Following news of a pro-bailout victory in Greek national elections yesterday, a group of ordinary residents in the impoverished Sudanese region of Darfur have accelerated their efforts to raise emergency aid money for the Greek people.
Denizens of the war-torn region have been emotionally devastated by the suffering unleashed by Greece's sovereign debt crisis and have built a sophisticated humanitarian effort to assist the Greeks in their time of need.
The Afro-Hellenic Emergency Relief Fund (AHERF) is now soliciting contributions throughout the region. The money from the fund will go directly to the Greek government treasury, where it will be used to pay down the country's excessive debt accumulated under previous corrupt governments.

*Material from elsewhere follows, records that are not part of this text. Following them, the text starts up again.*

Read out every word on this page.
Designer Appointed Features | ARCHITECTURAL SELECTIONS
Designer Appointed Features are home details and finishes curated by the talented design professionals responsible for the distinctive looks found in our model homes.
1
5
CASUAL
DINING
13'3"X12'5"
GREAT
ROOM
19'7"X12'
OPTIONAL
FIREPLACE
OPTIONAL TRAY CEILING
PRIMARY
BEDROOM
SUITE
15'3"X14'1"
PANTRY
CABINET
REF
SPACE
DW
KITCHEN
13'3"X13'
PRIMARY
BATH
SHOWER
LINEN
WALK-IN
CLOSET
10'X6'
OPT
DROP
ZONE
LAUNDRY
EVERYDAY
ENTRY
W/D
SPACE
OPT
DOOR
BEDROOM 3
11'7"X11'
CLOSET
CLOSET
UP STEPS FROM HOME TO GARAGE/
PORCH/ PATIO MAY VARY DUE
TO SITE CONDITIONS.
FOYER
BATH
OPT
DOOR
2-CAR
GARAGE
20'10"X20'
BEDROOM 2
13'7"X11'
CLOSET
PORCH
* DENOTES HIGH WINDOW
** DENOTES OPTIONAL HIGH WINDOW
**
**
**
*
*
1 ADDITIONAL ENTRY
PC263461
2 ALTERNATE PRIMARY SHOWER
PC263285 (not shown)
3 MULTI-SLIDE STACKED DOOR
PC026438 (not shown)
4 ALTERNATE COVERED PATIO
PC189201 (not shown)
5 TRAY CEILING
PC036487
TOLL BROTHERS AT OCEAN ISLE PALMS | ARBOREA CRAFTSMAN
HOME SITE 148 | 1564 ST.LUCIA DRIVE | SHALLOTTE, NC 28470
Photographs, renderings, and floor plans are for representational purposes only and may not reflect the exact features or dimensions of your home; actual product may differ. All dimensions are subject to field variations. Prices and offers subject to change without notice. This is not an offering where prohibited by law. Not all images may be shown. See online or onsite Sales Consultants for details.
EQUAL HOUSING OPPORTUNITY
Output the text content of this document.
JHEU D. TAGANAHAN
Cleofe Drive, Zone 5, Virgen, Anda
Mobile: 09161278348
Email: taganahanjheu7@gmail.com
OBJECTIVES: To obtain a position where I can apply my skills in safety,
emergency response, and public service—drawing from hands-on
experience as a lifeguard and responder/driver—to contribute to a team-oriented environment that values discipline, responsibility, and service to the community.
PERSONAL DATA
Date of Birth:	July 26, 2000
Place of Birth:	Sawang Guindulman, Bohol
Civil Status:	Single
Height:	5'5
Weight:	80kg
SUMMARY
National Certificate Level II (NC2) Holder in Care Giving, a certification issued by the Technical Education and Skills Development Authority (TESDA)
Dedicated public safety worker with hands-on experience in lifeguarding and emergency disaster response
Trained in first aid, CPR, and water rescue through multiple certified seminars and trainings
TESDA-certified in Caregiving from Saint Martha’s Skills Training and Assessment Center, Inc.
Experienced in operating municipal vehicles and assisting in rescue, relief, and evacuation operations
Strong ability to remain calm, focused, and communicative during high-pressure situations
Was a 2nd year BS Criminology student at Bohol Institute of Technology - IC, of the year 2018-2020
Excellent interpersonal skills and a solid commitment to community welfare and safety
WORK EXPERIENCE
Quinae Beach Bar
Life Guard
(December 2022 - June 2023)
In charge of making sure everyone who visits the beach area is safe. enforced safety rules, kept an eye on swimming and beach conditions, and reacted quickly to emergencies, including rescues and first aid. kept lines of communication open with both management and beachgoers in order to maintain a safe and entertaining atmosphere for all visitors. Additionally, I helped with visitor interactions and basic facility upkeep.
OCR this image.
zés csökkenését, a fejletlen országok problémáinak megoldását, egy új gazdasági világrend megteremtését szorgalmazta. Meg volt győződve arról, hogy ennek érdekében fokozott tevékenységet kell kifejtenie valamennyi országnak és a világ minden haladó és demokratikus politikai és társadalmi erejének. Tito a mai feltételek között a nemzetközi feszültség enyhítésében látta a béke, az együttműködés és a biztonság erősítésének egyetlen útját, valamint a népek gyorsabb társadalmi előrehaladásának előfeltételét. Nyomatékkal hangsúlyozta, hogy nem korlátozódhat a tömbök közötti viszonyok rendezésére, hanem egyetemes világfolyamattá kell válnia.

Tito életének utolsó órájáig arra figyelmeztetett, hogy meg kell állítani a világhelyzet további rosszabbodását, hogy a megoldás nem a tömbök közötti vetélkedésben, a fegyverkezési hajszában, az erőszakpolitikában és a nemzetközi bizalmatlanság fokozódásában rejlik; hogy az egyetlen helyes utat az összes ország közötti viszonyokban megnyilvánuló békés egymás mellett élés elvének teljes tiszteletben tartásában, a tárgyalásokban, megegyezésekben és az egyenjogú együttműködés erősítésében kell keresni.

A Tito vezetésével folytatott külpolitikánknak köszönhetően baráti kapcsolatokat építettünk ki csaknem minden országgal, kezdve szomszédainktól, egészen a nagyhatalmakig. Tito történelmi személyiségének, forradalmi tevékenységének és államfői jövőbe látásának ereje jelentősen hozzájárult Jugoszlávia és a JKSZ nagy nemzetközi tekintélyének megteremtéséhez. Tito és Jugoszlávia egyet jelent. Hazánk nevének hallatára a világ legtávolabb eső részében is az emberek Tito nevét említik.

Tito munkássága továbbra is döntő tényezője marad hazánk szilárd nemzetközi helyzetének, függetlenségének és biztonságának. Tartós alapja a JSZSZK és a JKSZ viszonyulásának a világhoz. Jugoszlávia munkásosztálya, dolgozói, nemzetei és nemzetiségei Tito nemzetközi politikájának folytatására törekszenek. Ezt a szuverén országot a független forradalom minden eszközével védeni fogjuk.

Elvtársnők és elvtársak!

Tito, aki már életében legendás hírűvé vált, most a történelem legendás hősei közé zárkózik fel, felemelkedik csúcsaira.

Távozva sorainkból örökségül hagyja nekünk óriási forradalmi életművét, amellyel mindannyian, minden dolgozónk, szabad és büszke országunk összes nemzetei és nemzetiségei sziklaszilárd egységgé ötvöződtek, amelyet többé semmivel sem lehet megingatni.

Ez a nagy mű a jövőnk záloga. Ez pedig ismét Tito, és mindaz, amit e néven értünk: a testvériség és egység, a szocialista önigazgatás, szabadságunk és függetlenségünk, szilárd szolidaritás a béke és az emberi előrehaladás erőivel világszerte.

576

They Are The World, They Are The People
"My mother, brother, father, grandparents, and two sisters were killed during the war," she explains, "I live in this shelter with my two cousins, who also lost all of their family members. We have no possessions. We have just enough food to survive."
"But when I think about people my age in Greece, " Fatmya begins, breaking into tears, "When I think about those poor people... Those students...Receiving nearly free university educations and then having to take part-time jobs instead of full time jobs once they graduate- it really breaks my heart. Its crushing."
She says she is desperately trying to gather enough sticks to sell to a passing gum arabic merchant so she too can donate to the fund.
Omer - a 14 year old goat hearder from the Marrah Mountains - says he slaughtered one of his two goats this year, sold the meat, and gave the proceeds to AHREF:
'I faced a choice between eating meat this autumn, and helping to pay off the debt of a country that lied to its creditors so its citizens could retire from cushy government jobs at an early age. Of course it was a very easy decision. I just hate to see old Greeks have to work."
'Parent of Indolence'
Although young Dafurians are motivated primarily by a sense of solidarity with thier peers in Greece, older members of Darfuri society are driven to contribute by their reverence of ancient Greek culture.
"Where would we be without the Allegory of the Cave?" adds Zahya, a mother of 5 young children, who is selling her breast milk to neighbors to pay for her contribution.
Osman Hamid - the director of AHREF - says his organization has thus far collected $17,000 Sudanese Pounds (€5,000, $6350) in contributions from 700,000 donors. Distributions to the Greek government will begin within the coming days.
Hamid himself is unemployed and stricken by hunger, but he says he is resisting the temptation to take a small percentage of the contributions to feed himself and his family.
"Whenever I get hungry and can't find food I always think to myself - at least I don't live in Greece."